Абдуль Муним глубоко вздохнул и тихо шепнул Ахмаду:

– Меня бросают в такое место только потому, что я поклоняюсь Аллаху?!

Ахмад, улыбаясь, прошептал ему на ухо:

– А в чём моя вина, если я не поклоняюсь Ему?!

Никто больше не имел желания говорить. Ахмад же задавался вопросом: что послужило причиной для ареста остальных? Кража? Драка? Пьянство и дебош? Он давно уже писал о народе, закутавшись в халат в своём красивом кабинете, и вот он – этот народ, сыпящий проклятия или храпящий во сне. Это были угрюмые жалкие лица, которые он успел заметить в свете фонарей на какой-то миг; вон тот человек почесал голову и подмышки – наверно, у него вши, которые постоянно по нему ползали.

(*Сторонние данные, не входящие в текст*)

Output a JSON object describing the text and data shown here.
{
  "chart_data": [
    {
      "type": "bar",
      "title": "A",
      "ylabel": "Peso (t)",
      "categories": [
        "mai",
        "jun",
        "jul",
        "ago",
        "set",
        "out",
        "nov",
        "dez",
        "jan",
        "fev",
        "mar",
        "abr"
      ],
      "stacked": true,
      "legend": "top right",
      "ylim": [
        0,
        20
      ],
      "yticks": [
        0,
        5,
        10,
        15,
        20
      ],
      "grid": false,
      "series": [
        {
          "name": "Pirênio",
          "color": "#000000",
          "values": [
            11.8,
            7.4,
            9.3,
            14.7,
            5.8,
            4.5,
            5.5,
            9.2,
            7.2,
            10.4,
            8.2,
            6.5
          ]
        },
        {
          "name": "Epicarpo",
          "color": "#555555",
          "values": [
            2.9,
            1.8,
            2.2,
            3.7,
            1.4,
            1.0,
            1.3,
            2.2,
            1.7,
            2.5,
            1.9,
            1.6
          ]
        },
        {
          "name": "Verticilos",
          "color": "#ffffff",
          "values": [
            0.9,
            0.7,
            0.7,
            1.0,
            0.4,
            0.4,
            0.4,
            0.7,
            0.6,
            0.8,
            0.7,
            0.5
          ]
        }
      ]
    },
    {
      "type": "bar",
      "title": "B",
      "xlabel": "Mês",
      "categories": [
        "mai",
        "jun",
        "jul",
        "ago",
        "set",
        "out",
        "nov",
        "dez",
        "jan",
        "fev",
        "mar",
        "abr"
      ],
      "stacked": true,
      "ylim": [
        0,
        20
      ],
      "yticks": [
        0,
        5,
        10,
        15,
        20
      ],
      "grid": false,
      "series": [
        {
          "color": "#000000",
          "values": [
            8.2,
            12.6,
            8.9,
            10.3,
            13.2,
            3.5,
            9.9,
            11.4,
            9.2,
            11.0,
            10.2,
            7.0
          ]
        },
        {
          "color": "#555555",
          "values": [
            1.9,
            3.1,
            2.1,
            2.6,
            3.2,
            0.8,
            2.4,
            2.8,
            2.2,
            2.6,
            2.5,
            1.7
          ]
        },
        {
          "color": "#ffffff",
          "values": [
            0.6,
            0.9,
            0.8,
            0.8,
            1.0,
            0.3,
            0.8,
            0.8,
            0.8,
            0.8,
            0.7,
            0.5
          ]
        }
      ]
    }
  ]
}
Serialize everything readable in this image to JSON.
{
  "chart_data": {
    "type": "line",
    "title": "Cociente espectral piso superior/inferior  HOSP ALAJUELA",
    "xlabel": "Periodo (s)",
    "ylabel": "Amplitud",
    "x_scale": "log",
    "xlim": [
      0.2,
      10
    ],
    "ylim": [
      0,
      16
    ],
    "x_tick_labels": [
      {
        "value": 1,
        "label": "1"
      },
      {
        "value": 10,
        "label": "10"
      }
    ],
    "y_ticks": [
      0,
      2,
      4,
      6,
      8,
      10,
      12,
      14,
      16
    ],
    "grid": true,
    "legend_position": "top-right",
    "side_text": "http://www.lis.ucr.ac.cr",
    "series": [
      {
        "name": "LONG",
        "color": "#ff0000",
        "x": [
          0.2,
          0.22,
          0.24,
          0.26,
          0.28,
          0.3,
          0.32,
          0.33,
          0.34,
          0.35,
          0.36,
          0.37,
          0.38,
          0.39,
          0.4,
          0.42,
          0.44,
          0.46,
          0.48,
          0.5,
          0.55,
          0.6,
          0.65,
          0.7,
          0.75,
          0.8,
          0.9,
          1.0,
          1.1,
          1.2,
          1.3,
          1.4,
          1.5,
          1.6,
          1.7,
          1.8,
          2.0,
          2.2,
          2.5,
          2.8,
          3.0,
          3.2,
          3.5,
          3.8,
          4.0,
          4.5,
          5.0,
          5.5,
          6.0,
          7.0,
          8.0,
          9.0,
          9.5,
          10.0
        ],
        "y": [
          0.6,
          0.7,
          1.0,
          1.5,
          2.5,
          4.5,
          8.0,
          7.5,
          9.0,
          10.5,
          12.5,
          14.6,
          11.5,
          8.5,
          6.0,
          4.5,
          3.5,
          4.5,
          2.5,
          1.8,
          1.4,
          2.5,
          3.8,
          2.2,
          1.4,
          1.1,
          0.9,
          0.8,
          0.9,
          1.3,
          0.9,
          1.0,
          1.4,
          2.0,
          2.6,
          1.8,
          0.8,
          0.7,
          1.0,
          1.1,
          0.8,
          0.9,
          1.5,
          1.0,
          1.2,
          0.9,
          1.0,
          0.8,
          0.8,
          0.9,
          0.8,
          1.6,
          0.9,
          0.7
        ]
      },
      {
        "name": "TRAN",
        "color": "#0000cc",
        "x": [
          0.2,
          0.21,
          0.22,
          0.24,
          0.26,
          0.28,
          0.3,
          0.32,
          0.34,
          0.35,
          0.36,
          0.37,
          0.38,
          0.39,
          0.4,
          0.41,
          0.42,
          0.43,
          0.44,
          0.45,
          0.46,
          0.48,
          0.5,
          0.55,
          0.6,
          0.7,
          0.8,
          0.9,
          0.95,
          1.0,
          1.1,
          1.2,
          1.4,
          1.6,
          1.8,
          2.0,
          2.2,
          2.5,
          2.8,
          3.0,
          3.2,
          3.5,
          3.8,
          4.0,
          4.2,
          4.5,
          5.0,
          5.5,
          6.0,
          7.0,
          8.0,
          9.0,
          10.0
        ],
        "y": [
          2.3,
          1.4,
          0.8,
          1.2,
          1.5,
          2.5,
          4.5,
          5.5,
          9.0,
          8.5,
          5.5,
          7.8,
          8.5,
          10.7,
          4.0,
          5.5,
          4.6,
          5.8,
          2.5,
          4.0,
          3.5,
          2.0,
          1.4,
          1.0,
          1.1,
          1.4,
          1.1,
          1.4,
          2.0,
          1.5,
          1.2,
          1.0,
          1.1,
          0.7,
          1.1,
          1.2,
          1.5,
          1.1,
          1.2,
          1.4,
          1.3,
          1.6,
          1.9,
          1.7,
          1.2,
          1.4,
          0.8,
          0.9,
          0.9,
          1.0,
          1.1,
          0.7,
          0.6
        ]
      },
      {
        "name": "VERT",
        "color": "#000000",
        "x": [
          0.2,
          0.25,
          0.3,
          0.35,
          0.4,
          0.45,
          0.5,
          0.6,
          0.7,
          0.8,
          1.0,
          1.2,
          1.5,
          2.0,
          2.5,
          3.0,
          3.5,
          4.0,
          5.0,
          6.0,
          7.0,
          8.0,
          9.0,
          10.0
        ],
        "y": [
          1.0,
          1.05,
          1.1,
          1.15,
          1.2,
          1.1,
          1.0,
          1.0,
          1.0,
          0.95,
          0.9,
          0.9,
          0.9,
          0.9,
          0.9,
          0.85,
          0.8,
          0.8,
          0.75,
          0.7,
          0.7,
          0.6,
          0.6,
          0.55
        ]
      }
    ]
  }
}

«Он и есть тот самый народ, ради которого ты живёшь. Тогда почему тебя так беспокоит мысль о контакте с ним?! Вон тот человек, на которого возложена миссия спасти всё человечество, должен перестать храпеть и осознать свою историческую роль – подняться ради спасения всего мира!»

Он сказал себе: «Нас объединяет то, что все мы – люди, несмотря на то, что находимся в этом тёмном сыром месте. „Брат-мусульманин“, коммунист, пьяница – все едины, все мы – как один, несмотря на то, что кому-то повезло в жизни, а кому-то – нет». Снова начав разговор сам с собой, он подумал: «Почему ты не занимаешься своими личными делами, как и сказал офицер полиции? У тебя есть любящая жена, солидный доход. Человек счастлив, когда он является мужем или отцом, сыном, служащим, но он всё же обречён на невзгоды или даже смерть, так как он всего-только человек. Неважно, приговорят ли его на этот раз к тюремному заключению или освободят, в глазах его будут стоять эти огромные и мрачные ворота тюрьмы на горизонте всей жизни. Он снова спросил себя: „Что толкает меня на этот опасный, ослепительно яркий путь?.. Не то ли человеческое существо, что скрывается глубоко во мне, сознающее свою суть и понимающее своё общечеловеческое, историческое положение. Отличие человека от всех остальных созданий – в том, что он сам может приговорить себя к смерти по собственной воле и осознанному выбору“…»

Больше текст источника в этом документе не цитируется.